As part of the survey, Appcelerator asked the 804 participants how interested they were in developing consumer and enterprise apps for the various mobile platforms. Apple was on top, with 80 percent saying they were very interested in developing applications for the company’s smartphones and tablets, which is roughly the same response elicited by the first quarter version of the survey.
The third-highest priority was Android-based smartphones, which 71 percent of the respondents said they were very interested in, an increase of 7 percentage points from the first quarter. But unlike Apple, Google and its hardware partners have so far failed to convince enterprises that Android-based tablets are as important as smartphones based on the OS. Fifty-nine percent stated they were very interested, though that was an increase compared to 52 percent during the first quarter survey.
“Android interest is increasing … there are probably a few reasons for that. One could certainly be because of Android’s strong overall market share and with BYOD enterprises have to build apps for multiple platforms,” said Nolan Wright, co-founder and CTO at Appcelerator.
After that, there is a big gap down to Windows-based smartphones and tablets, at 26 percent and 25 percent, respectively, compared to 29 percent and 30 percent in the first quarter study. To add insult to injury more than 60 percent thought that Windows 8 would ultimately fail as a mobile platform.
“That is probably a reflection of market demand. I think Windows hasn’t done too well in the market, and the interest for developing apps is following that. It will be interesting to see what happens with Nokia,” Wright said.
Earlier this month Microsoft announced it would buy Nokia’s Devices & Services business in an effort to beef up its mobility push. Wright thinks the deal could help change Windows’ fortunes.
“From what we hear there is a genuine interest in the enterprise for Microsoft to have viable products. So it certainly still has an opportunity,” Wright said.
But Microsoft isn’t the only vendor struggling to drum up developer interest for its platform. Only 12 percent said they were very interested in developing apps for BlackBerry phones, which is two percentage points better than in the first quarter study but still a much smaller share than competing OSes.

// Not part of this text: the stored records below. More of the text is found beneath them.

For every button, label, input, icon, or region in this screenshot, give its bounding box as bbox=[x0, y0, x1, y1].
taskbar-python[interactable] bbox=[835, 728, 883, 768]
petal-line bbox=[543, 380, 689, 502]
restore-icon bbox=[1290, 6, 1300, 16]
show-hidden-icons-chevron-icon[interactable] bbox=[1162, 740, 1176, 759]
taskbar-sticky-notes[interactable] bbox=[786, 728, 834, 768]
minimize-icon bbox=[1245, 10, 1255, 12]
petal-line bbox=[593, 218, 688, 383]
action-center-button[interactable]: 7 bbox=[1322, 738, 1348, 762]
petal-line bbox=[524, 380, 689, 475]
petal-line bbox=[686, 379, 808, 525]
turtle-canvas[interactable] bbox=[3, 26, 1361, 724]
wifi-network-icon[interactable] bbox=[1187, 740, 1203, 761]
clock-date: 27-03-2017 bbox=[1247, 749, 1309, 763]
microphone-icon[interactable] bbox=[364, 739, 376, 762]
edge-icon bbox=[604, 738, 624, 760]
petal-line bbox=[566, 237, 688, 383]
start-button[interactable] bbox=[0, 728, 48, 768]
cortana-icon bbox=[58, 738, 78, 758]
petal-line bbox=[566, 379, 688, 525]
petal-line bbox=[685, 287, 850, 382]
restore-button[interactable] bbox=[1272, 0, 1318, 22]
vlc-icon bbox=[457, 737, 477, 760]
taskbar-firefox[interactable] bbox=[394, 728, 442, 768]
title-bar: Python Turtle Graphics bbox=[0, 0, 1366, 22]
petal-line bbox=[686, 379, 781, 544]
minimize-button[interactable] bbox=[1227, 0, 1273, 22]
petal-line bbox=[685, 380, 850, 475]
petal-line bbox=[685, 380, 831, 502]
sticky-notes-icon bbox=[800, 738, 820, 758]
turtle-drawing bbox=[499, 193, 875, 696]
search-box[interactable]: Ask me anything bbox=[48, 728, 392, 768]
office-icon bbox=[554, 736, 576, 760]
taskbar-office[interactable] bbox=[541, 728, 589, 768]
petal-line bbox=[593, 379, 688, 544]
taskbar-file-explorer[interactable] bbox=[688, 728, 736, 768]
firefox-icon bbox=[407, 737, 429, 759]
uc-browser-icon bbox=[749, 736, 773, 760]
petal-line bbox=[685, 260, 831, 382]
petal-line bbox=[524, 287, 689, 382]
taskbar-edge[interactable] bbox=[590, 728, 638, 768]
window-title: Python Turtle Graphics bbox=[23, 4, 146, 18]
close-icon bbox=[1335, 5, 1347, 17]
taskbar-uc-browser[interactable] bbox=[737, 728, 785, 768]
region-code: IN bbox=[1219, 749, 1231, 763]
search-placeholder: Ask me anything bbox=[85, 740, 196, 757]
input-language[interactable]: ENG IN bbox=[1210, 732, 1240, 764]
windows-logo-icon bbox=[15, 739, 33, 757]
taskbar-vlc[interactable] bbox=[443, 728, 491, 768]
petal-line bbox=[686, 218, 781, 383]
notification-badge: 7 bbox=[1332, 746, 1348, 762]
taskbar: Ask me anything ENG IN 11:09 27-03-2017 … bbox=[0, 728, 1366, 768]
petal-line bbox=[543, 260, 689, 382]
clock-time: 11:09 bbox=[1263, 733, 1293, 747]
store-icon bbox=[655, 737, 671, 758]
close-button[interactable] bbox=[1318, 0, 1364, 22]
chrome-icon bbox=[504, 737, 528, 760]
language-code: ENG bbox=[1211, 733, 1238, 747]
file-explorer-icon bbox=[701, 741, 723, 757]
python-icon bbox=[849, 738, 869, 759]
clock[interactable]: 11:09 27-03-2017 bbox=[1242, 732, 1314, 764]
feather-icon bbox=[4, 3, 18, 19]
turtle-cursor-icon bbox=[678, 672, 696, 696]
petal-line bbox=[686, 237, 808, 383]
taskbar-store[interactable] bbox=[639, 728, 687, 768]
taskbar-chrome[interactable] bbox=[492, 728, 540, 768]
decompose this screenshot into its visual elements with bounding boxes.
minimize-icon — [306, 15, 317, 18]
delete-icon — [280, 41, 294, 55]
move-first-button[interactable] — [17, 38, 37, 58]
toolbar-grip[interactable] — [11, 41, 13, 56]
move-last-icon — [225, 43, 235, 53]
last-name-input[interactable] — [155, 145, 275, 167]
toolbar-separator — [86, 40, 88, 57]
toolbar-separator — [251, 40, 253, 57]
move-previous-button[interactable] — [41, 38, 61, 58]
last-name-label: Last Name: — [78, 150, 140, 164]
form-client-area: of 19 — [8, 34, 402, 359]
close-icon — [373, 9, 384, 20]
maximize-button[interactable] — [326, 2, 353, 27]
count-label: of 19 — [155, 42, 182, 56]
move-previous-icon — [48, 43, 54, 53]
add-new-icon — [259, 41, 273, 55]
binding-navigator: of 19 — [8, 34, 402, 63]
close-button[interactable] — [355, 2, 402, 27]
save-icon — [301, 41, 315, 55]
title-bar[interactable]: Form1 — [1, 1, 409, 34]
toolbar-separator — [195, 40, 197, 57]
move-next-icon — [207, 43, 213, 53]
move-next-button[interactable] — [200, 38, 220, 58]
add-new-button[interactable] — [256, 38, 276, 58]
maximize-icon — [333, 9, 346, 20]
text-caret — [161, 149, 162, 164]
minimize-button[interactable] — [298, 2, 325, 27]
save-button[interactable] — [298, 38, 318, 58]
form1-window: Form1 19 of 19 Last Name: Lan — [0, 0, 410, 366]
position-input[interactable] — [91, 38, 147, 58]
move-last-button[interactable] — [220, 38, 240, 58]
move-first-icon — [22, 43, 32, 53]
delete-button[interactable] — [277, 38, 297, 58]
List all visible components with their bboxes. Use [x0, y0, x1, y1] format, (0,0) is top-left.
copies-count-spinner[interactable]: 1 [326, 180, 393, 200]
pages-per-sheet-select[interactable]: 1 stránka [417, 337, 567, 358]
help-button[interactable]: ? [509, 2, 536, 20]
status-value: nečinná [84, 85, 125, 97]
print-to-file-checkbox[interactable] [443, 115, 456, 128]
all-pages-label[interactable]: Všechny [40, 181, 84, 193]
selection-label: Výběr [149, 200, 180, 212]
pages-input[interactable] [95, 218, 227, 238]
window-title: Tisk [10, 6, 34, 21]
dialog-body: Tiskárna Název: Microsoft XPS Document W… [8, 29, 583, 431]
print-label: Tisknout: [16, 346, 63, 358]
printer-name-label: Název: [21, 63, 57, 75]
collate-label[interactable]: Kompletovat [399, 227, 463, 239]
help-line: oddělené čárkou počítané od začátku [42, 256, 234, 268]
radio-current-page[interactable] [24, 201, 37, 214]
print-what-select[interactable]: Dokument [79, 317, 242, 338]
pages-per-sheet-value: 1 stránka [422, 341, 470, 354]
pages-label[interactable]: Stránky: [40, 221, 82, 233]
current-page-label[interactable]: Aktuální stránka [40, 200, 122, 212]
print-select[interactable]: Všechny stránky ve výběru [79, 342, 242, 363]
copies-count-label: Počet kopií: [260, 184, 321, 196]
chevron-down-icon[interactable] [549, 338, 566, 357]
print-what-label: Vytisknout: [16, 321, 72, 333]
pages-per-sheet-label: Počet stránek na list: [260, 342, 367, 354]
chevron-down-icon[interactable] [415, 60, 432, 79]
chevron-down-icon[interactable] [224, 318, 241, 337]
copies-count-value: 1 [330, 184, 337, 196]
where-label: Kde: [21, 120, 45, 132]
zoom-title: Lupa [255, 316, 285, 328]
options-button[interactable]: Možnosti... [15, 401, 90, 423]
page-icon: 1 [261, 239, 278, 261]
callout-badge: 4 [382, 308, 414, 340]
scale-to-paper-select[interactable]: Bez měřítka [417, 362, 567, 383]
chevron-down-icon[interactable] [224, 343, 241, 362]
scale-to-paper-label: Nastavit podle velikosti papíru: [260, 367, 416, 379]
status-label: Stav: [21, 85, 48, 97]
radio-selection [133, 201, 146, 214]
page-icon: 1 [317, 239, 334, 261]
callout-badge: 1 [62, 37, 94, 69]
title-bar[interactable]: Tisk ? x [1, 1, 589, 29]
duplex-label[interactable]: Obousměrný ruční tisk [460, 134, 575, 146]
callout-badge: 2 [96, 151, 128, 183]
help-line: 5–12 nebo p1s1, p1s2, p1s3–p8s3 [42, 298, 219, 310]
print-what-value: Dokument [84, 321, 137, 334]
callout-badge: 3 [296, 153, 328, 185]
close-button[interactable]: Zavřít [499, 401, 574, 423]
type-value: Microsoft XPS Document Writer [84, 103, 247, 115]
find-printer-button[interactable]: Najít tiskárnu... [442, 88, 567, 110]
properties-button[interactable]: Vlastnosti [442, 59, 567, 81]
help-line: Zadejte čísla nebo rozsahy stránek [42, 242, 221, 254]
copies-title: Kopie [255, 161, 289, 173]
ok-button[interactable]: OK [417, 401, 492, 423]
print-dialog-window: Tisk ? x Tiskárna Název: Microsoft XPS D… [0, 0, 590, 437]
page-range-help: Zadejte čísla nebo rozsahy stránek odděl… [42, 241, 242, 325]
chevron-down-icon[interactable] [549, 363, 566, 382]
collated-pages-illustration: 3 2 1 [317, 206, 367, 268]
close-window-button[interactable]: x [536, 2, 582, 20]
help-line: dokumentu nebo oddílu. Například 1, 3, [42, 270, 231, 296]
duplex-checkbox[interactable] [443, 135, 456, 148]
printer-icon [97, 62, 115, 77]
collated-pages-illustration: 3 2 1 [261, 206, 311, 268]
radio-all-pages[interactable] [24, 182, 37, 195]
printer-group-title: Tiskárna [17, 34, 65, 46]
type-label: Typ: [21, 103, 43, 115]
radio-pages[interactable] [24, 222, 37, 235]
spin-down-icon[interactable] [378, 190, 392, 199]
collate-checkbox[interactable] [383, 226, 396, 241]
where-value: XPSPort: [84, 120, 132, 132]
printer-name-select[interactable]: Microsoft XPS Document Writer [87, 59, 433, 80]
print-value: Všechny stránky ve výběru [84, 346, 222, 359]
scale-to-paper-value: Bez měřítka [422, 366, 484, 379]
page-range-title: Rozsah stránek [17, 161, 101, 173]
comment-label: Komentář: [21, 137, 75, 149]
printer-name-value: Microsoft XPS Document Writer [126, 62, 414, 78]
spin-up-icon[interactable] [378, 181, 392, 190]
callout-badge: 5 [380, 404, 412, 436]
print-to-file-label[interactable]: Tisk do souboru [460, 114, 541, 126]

On Friday, BlackBerry said it would as part of its efforts to stay alive refocus on enterprises. To succeed the company will have to convince them to use its devices, and an important part of that is making sure apps are available.
For enterprises that want to build applications for multiple platforms at the same time, HTML5 is an option. Sixty percent of the respondents said they were very interested in developing mobile, HTML-based Web apps, making them a higher priority than native applications for BlackBerry and Windows devices as well as Android-based tablets.